Even in New Zealand, returns are lower between April and October than they are between November and April.
Zhang said: "We analysed 55,425 monthly observations over 319 years, and the average difference between November-April and May-October returns is 6.25 per cent over the past 50 years.
"A Halloween strategy beats the market more than 80 per cent of the time over a five-year horizon, and this increases to 90 per cent if you expand the horizon to 10 years."
The study showed that investors using the Halloween strategy, rather than a buy-and- hold strategy, would have returns about three times higher than the market average.
For New Zealand stock market investors between October 1998 and April 2011, a buy-and-hold strategy resulted in a 1.6 per cent return. A Halloween strategy netted a 5.78 per cent return. Zhang said Jacobsen invested following this strategy but she had not been tempted to follow his example yet.
"You can't say the effect will definitely persist, even though the trend suggests it is increasing in strength.
"If we identified a really good economic reason underlying the anomaly, then I would be confident to invest my money using the strategy."
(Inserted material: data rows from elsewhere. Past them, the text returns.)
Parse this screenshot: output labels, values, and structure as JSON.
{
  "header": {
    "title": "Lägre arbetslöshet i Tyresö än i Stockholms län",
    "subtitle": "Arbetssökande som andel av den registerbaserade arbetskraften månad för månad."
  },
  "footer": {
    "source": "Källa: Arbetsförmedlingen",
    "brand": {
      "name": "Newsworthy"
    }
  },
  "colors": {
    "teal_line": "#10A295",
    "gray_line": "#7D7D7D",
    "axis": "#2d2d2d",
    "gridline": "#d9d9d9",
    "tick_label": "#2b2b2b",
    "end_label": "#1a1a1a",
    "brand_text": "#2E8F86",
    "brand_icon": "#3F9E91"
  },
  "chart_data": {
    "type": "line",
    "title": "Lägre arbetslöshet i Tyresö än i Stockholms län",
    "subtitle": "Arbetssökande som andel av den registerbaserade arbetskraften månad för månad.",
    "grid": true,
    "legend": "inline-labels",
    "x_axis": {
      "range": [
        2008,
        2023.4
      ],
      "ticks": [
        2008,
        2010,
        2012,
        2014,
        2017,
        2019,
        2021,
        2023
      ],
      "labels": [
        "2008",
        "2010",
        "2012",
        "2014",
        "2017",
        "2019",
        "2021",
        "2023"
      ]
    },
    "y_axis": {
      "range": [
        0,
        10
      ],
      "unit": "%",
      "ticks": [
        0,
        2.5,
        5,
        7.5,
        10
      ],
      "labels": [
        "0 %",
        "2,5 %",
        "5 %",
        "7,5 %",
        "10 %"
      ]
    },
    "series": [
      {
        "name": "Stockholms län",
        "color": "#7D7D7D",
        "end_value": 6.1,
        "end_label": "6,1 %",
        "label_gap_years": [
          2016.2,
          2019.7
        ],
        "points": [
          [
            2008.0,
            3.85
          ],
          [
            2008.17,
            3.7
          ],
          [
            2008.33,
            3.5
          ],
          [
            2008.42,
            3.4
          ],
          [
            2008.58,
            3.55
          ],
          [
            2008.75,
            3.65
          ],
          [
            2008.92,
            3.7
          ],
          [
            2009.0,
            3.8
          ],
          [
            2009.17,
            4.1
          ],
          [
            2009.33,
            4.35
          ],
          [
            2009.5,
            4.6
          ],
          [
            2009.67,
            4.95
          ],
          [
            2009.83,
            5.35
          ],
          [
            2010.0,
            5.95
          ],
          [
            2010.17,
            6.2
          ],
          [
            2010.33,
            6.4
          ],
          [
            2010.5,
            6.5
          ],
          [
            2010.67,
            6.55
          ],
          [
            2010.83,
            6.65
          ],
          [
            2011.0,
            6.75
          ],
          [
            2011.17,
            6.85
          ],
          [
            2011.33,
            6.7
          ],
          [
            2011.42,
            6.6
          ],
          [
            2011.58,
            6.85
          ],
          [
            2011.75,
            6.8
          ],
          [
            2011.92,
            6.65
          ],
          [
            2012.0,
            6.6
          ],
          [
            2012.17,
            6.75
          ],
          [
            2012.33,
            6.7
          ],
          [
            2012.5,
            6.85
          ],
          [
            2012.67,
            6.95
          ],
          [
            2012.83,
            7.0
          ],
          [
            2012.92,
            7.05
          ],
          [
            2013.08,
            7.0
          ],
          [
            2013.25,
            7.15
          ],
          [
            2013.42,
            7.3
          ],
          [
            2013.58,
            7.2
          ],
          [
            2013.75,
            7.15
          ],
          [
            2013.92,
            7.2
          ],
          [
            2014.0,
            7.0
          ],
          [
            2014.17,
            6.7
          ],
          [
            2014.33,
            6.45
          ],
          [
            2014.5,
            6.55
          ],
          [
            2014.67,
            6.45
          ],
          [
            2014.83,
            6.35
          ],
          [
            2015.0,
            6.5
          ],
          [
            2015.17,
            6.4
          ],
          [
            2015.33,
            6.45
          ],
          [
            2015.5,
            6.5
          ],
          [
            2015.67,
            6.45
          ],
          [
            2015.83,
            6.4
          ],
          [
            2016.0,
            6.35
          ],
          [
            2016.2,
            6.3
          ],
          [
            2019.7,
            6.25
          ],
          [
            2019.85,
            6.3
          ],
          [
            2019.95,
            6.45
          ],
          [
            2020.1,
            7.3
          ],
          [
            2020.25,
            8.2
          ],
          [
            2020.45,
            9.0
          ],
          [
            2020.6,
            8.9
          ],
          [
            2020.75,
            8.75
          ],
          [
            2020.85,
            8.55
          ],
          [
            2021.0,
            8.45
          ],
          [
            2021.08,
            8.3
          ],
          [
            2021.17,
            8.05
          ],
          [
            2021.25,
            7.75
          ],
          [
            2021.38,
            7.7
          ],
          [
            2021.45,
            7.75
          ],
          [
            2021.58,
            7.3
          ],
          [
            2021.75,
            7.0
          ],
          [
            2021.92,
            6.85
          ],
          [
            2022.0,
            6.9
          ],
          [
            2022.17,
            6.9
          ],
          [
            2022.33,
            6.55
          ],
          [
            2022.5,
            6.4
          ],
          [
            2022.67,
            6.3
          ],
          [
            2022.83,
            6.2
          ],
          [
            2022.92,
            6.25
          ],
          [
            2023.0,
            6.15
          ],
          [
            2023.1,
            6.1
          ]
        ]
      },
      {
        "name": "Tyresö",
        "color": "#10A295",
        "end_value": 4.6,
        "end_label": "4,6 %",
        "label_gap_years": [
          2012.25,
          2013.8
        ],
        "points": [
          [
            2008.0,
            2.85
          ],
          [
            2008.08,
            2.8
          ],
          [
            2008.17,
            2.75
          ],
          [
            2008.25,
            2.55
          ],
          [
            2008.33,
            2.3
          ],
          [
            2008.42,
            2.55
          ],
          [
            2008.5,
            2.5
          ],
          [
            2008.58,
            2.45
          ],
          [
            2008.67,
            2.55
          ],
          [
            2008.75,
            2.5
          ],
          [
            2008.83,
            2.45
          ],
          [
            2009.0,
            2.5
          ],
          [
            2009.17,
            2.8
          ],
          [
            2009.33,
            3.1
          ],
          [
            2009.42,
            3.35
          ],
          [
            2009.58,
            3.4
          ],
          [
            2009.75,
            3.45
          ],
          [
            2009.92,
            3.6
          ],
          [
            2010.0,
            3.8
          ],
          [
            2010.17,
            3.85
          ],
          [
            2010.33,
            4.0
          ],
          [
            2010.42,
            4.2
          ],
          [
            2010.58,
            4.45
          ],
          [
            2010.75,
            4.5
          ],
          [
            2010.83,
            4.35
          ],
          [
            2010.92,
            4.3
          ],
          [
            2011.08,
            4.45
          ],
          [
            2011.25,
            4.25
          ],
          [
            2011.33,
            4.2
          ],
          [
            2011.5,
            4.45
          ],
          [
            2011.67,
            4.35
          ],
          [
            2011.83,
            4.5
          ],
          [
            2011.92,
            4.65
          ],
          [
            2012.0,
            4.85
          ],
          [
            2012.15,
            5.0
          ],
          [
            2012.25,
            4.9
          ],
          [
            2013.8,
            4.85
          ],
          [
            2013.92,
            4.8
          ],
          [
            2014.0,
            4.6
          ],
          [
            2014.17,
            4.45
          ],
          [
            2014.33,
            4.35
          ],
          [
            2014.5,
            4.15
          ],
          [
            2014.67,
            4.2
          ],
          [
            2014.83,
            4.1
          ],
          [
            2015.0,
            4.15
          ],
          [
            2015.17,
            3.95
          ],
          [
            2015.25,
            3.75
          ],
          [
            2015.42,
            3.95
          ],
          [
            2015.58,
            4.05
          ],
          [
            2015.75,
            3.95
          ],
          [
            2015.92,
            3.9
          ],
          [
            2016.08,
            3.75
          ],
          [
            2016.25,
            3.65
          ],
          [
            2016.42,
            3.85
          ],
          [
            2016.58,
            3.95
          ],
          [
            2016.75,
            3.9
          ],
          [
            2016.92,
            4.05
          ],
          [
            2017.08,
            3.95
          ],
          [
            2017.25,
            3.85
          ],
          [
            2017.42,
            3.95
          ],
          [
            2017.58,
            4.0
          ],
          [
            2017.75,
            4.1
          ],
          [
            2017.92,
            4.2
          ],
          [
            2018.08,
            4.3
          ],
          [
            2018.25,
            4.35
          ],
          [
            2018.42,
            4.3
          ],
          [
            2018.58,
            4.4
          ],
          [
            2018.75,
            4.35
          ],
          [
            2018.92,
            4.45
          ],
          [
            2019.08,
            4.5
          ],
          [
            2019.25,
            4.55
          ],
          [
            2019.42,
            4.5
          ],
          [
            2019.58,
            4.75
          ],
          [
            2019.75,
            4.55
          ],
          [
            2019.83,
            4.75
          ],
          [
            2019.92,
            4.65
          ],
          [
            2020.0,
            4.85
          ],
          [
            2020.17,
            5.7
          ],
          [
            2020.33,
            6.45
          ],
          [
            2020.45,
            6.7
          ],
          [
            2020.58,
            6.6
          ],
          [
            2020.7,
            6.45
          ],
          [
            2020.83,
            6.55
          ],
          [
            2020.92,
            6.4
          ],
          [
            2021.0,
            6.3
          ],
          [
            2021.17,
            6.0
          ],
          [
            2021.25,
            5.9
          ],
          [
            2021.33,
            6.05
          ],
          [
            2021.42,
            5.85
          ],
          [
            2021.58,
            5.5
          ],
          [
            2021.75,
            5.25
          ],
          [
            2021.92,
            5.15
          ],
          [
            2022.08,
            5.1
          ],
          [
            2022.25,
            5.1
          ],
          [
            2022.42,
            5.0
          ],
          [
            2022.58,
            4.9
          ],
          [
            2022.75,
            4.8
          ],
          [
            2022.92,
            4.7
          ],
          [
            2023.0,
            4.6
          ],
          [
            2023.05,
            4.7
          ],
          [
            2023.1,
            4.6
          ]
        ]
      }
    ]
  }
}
She said normally when people became aware of an anomaly such as this, and started following it with their investments, it disappeared.
But this effect is getting stronger. It was possible that the peak holiday periods were behind the effect, she said. In the Northern Hemisphere, almost all holidays are taken in summer. But in the Southern Hemisphere the peak holiday period is in the middle of winter, when we escape to warmer climates.
But the internet should mitigate some of that effect.
Zhang said she was looking at other possible reasons for the effect. "It could be that people become depressed during winter and that filters down."